Task: Read about Gymnasium and the Frozen Lake simulator. Then install Gymnasium.

The Environment#

Task: Create the standard 8-by-8 Frozen Lake environment object and render the environment. Use is_slippery=True

Solution:

# your solution

Task: Write your own render function for getting a more pleasant rendering. It should take the environment as argument. The frozen lake map is contained as list of lists (rows) in env.desc. Note that we want to test dynamic programming. So we do not care about a starting position, because we will solve the problem for all starting positions at once.

# your solution

Task: Get the environment dynamics for \(p(s',r,s,a)\) for all arguments (four dimensional array). Relevant information is in env.P. Check that \(p(0,0,0,0)=2/3\), else your solution is not correct.

# your solution

Value Iteration#

Task: Implement asynchronous value iteration to get the optimal state-value function \(v_\ast\). Use \(\gamma=1\).
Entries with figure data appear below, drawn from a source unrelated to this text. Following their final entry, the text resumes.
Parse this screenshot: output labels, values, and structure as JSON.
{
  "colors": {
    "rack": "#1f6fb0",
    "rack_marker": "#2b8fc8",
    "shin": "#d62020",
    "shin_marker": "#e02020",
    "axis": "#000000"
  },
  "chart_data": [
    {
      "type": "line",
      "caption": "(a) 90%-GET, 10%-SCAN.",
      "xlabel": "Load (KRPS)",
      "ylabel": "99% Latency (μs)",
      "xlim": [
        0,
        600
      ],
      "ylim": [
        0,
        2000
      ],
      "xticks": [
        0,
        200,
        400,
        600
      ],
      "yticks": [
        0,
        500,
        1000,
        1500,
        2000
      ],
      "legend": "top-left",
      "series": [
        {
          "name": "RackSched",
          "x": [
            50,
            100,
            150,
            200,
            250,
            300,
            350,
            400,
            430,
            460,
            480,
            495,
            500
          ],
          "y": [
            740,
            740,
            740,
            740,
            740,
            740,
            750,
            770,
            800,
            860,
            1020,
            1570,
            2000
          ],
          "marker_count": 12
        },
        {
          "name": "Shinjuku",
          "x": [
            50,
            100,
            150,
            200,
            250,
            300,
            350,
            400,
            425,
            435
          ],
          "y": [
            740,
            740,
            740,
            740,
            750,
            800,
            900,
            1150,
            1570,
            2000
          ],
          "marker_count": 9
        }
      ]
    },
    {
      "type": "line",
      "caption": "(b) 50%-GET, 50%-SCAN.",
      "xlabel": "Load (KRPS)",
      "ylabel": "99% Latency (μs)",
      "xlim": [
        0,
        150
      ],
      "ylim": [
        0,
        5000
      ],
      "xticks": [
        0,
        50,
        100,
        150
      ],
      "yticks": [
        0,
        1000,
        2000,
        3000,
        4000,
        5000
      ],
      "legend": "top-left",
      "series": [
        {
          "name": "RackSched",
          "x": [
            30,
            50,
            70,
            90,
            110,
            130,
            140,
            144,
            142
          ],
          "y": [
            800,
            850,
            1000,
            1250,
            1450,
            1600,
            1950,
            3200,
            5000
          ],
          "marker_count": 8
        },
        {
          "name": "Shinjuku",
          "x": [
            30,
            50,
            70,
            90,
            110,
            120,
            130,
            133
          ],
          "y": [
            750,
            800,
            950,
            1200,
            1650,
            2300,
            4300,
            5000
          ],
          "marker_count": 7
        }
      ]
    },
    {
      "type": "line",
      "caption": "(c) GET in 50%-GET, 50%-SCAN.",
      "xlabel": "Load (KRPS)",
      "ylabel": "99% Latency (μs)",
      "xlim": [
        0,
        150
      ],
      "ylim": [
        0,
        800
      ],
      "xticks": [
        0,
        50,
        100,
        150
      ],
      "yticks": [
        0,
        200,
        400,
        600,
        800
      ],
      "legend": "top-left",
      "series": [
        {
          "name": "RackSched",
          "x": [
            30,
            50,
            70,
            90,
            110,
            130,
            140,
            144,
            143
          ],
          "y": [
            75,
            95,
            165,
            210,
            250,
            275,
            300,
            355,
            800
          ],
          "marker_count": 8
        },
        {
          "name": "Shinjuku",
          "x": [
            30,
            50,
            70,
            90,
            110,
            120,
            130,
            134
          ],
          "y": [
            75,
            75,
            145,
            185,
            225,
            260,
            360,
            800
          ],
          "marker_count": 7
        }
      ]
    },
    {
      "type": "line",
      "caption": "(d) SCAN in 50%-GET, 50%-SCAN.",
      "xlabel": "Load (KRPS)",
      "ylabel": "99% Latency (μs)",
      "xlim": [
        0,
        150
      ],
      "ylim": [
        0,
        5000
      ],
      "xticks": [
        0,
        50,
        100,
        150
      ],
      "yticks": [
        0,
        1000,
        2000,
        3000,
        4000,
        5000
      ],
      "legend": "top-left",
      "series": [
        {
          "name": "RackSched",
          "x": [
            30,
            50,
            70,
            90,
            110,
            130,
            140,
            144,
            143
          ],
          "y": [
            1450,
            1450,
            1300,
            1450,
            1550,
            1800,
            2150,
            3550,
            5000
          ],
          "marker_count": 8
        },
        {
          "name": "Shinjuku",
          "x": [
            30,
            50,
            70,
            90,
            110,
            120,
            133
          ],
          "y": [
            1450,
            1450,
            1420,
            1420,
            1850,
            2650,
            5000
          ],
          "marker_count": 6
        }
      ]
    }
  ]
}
Show values in an 8-by-8 grid.

# your solution

Task: From optimal state values get optimal action values.

# your solution

Task: Get an optimal policy from optimal action values.

# your solution

Task: Visualize the policy.

# your solution

Task: Run your code with the following parameters and explain what you see (optimal value function, optimal policy):

  • slippery=False, \(\gamma=0.5\)

  • slippery=False, \(\gamma=0\)

  • slippery=False, \(\gamma=1\)

  • slippery=True, \(\gamma=0.5\)

  • slippery=True, \(\gamma=0\)

  • slippery=True, \(\gamma=1\)

# your answer

Policy Iteration#

Task: Implement policy iteration for state values. Use a deterministic random initial policy.

# your solution